Чудной и незнакомый мне напиток не то чтобы понравился — он окрасил мастерскую темным золотистым цветом, олень Пиросмани жал мне руку и помахивал виноградной гроздью.
— Майко — мой друг, — кивал головой Казаров, — считай, что ты принят.
— А, может, я бездарный, — вызывающе поднимал я подбородок.
— Это мы сейчас проверим, — Казаров почему-то за шиворот подвел меня к стене, — говори по работам.
Я напрягся, стряхнул золотистую дымку. Работы мне нравились, некоторые — восхищали, но хвалить было неприлично, объяснять же, почему нравятся, — безнадежно глупо, легче рассказать, почему не нравятся. Я пошел вдоль стены, слева направо, становясь постепенно красноречивее. Добравшись до поворота, я окончательно осерчал, махал руками, доказывал, что нельзя же так…
Наконец Казаров меня остановил.
— Молодец, вестовой Крапилин, — хлопнул он меня по плечу, — дело в шляпе.

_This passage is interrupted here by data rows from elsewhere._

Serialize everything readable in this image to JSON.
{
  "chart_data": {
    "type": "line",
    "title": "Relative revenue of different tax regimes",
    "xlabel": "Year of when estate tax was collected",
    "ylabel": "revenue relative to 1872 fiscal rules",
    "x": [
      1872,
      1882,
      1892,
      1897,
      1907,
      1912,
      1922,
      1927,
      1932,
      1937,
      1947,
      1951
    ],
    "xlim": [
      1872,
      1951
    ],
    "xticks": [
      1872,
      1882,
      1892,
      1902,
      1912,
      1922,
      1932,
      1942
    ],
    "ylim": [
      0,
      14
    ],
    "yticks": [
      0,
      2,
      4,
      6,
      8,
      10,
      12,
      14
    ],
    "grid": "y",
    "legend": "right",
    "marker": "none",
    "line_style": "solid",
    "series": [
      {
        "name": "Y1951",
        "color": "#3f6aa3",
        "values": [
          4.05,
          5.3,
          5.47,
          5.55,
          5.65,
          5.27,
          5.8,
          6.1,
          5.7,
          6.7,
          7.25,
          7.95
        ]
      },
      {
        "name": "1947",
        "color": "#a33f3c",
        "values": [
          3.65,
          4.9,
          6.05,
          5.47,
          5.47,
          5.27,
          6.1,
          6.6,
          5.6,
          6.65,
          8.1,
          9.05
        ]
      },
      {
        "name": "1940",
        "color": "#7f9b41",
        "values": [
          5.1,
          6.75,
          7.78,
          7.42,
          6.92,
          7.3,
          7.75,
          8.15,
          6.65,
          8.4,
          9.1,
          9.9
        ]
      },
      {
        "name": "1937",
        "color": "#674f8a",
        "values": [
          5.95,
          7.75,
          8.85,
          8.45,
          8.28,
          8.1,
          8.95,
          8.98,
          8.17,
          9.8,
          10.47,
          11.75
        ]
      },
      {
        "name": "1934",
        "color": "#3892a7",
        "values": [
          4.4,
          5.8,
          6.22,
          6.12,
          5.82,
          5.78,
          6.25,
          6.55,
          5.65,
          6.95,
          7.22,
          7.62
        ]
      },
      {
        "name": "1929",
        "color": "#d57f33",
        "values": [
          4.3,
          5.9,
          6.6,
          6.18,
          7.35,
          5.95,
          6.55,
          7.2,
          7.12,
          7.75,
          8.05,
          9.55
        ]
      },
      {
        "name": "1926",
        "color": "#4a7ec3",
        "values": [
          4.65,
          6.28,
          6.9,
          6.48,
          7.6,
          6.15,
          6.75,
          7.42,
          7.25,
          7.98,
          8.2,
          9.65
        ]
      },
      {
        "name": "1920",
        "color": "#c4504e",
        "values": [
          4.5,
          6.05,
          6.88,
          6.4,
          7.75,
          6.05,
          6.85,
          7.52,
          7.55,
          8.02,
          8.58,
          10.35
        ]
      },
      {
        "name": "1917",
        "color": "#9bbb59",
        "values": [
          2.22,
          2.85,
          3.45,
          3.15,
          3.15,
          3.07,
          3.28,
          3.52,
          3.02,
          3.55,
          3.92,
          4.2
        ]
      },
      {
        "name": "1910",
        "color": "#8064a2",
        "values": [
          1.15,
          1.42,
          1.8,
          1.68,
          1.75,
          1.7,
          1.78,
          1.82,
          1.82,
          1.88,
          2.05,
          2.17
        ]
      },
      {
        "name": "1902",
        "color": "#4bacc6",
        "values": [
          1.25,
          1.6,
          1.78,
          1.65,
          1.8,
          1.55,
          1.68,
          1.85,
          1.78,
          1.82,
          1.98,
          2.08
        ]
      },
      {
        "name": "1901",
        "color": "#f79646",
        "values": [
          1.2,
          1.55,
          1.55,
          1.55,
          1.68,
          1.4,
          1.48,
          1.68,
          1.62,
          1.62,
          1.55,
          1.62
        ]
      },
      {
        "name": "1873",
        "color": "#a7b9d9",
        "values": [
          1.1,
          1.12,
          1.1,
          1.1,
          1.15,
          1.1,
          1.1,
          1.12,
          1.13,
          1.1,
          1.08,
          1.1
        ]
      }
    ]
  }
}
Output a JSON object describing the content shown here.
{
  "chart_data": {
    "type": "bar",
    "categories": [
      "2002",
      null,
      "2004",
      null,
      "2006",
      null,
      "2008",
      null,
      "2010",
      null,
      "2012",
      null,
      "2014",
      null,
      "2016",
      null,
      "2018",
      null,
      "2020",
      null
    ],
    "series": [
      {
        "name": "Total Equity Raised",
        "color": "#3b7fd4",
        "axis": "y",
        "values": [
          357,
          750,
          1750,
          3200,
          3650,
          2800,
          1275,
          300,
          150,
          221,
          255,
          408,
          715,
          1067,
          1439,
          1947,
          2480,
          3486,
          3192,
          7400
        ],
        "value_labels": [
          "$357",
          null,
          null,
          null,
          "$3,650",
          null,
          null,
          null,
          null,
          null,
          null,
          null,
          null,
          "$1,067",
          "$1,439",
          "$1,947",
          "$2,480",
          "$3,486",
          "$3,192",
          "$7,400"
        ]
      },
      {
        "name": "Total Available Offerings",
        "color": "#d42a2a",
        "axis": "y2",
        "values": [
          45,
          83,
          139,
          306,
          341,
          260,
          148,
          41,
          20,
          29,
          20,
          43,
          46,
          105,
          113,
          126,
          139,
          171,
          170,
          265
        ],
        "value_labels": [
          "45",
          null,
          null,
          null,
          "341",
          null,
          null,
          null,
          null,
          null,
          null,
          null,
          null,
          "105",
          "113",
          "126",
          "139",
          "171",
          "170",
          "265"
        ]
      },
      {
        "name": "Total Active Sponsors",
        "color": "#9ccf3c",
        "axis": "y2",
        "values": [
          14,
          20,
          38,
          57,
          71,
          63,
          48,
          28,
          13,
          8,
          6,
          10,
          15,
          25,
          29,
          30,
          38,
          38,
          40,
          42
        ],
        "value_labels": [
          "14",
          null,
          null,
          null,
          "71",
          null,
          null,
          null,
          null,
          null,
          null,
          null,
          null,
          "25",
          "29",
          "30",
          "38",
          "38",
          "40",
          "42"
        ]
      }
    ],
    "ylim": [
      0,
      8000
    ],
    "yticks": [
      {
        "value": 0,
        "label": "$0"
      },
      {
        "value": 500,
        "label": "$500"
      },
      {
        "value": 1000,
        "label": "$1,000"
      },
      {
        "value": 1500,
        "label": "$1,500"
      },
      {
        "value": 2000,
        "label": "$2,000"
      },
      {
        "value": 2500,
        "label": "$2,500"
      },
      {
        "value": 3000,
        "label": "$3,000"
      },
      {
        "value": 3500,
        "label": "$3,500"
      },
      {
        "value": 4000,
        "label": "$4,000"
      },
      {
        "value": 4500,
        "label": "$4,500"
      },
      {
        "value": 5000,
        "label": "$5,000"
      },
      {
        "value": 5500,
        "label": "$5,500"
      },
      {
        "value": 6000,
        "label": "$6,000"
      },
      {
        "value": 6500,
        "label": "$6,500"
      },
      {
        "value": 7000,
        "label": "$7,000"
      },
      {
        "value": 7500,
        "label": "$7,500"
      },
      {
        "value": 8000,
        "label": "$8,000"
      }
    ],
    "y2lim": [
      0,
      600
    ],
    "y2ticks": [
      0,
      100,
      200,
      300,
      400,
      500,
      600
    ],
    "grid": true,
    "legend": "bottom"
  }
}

Пойдем жлекать коньяк.
Про вестового, какого-то Крапилина, я не понял, но тон был благожелательный, я с облегчением выпил стопку, победоносно глянув на Гаузбрандта. Гаузу торжество мое было по барабану — он дремал.
Персиковый сок затекал мне за ворот. Оскар ругал правительство, партию, еще кого-то, кто десять — десять лет! — Оскар поднимал палец, — держал его в черном теле. Рыдающие глаза Оскара разрывали мне сердце, я уговаривал его бросить все и ехать со мной в Одессу. А что, соберем братьев, — и Изю, и Эдика, и Мишку, прихватим Юру Егорова и поедем на Бугаз ловить бычков и писать этюды.
— Знаешь, как будет клево, — утешал я его.
— А потом что? — скорбно веселился хозяин.
— Потом, — сердился я, — я пойду в армию, но его не брошу, с этим невыносимым взглядом, я возьму его с собой…
Дождливым похмельным утром надо мной склонился Плющ. Я узнал, что дома полный завал, из военкомата пошли повестки, батя пошел в училище, и все раскрылось. Костика снарядил за мной Вова Сергеев, велел ехать не домой, а к ним, чтобы выработать тактику…
— А у меня здесь дела, — сказал Плющ, передавая мне сергеевские деньги на дорогу.
Луна, большая и прозрачная, выкатывалась из-за моря задолго до сумерек, она не имела никакого значения, разве что можно было показывать на нее пальцем. Постепенно уменьшаясь и накалясь, она уходила в кроны акаций, в розовое зарево, и там терялась, напоминая о себе теплой тенью листвы на белой стене, и то, как оказывалось, тень была от уличного фонаря.